The Senate, which seeks the inclusion of presiding officers of the National Assembly in the National Security Council (NSC), has, however, put a stumbling block on the part of the independent candidate to achieve its desire.
The move by the Senate was part of the constitutional alteration bills transmitted to State Houses of Assembly for concurrence last year but not part of the 35 that secured the required approval of 24 out of 36 state assemblies.
The Senate, has, however, directed the Clerk to the National Assembly (CNA) to transmit a constitution alteration bill No. 58 to President Muhammadu Buhari for assent in line with the provisions of the Authentication Act.
Even though the Senate has okayed the Independent candidacy in elections, the requirements to achieve the goal of the independent candidate is high.
For any Nigerian national to contest the presidential election as an independent candidate, he or she must obtain the verified signatures of at least twenty percent of registered voters from each State of the Federation provided that a registered voter shall not sign for more than one independent candidate in respect of the same office.
For governorship, the independent candidate must obtain the verified signatures of at least twenty percent of registered voters from each of the local government areas of the state.

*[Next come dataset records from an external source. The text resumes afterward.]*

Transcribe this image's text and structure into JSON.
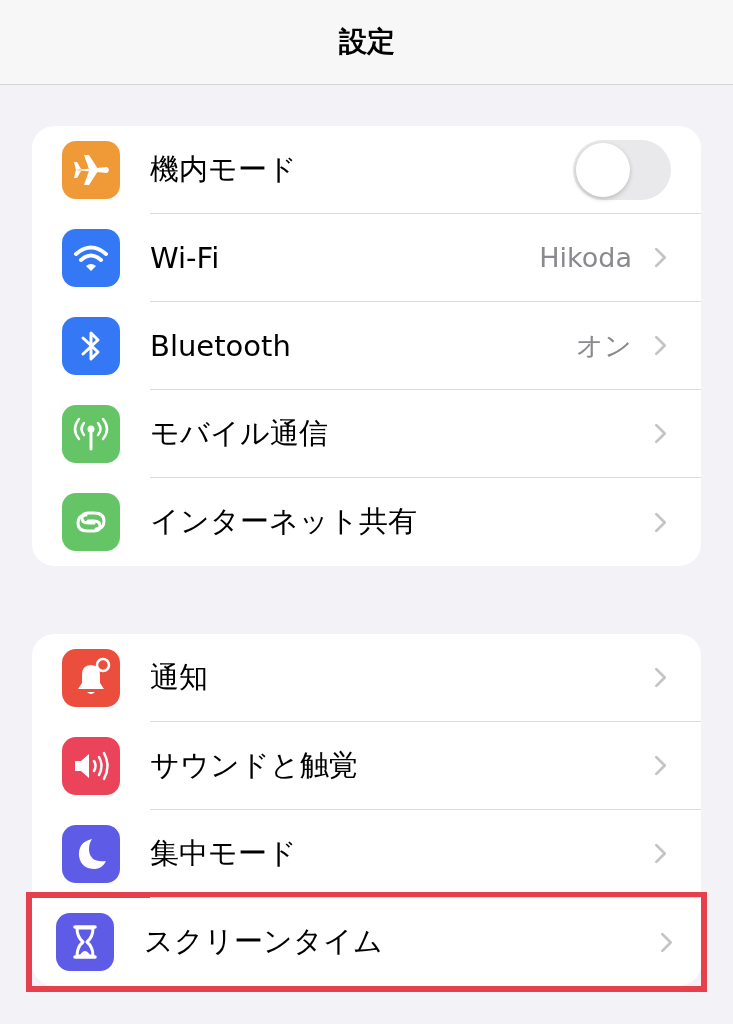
{
  "navigation_bar": {
    "title": "設定"
  },
  "groups": [
    {
      "rows": [
        {
          "label": "機内モード",
          "kind": "toggle",
          "on": false,
          "color": "#f09a37",
          "highlighted": false
        },
        {
          "label": "Wi-Fi",
          "kind": "value",
          "value": "Hikoda",
          "color": "#3478f6",
          "highlighted": false
        },
        {
          "label": "Bluetooth",
          "kind": "value",
          "value": "オン",
          "color": "#3478f6",
          "highlighted": false
        },
        {
          "label": "モバイル通信",
          "kind": "link",
          "color": "#65c466",
          "highlighted": false
        },
        {
          "label": "インターネット共有",
          "kind": "link",
          "color": "#65c466",
          "highlighted": false
        }
      ]
    },
    {
      "rows": [
        {
          "label": "通知",
          "kind": "link",
          "color": "#eb4e3d",
          "highlighted": false
        },
        {
          "label": "サウンドと触覚",
          "kind": "link",
          "color": "#eb445a",
          "highlighted": false
        },
        {
          "label": "集中モード",
          "kind": "link",
          "color": "#5e5ce6",
          "highlighted": false
        },
        {
          "label": "スクリーンタイム",
          "kind": "link",
          "color": "#5e5ce6",
          "highlighted": true
        }
      ]
    }
  ]
}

The bill also states that anyone willing to contest National Assembly elections, he or she must obtain the verified signatures of at least twenty percent of registered voters from each of the local government areas in the respective senatorial district or federal constituency.
The proposed legislation empowers the Independent National Electoral Commission (INEC) to prescribe the payment of administrative fees by independent candidates for respective elections.
It mandates the electoral body to waive fifty percent of the administrative fees for women candidates.
The Senate has also directed the Clerk to transmit to the President, constitution amendment bill No. 46, which seeks to include the presiding officers of the National Assembly in the membership of the National Security Council.
The presiding officers are the Senate President, the Deputy Senate President, the Speaker of the House of Representatives and the Deputy Speaker.
The Deputy President of the Senate, and Chairman, the Senate Committee on Constitution Amendment, who sponsored the motion, explained during plenary on Tuesday, that Gombe State House of Assembly has approved the Constitution Alteration Bill Nos. 46 and 58 and forwarded its resolution to the National Assembly.
Omo-Omo-Agege, who is the Chairman of the Senate Ad hoc Committee on Constitution Review, said with the approval of the Gombe assembly, the bills on the independent candidacy and inclusion of National Assembly presiding officers in the National Security Council membership have met the provisions of Section 9(2) of the Constitution for passage.
The Senate recalled that Gombe State House of Assembly, which was among the State Houses of Assembly that were yet to forward their resolution, has forwarded its resolution at last.
Other State Houses of Assembly that were yet to send their resolution are Jigawa, Kebbi, Kwara, Plateau, and Taraba States Houses of Assembly.
The Senate, after adopting the motion, directed the Clerk to the National Assembly to transmit the bills to the President for his assent.
The parliament had earlier transmitted 35 constitution alteration bills to the president for assent out of which 19 were rejected and 16 signed into law
It will also be recalled that on Tuesday, 2nd May, 2023; the Clerk to the National Assembly was directed to transmit Constitution Alteration Bill No. 20 (Uniform Retirement Age for Judicial Officers) after it met the requirement of Section 9(2) of the Constitution to Buhari for his assent.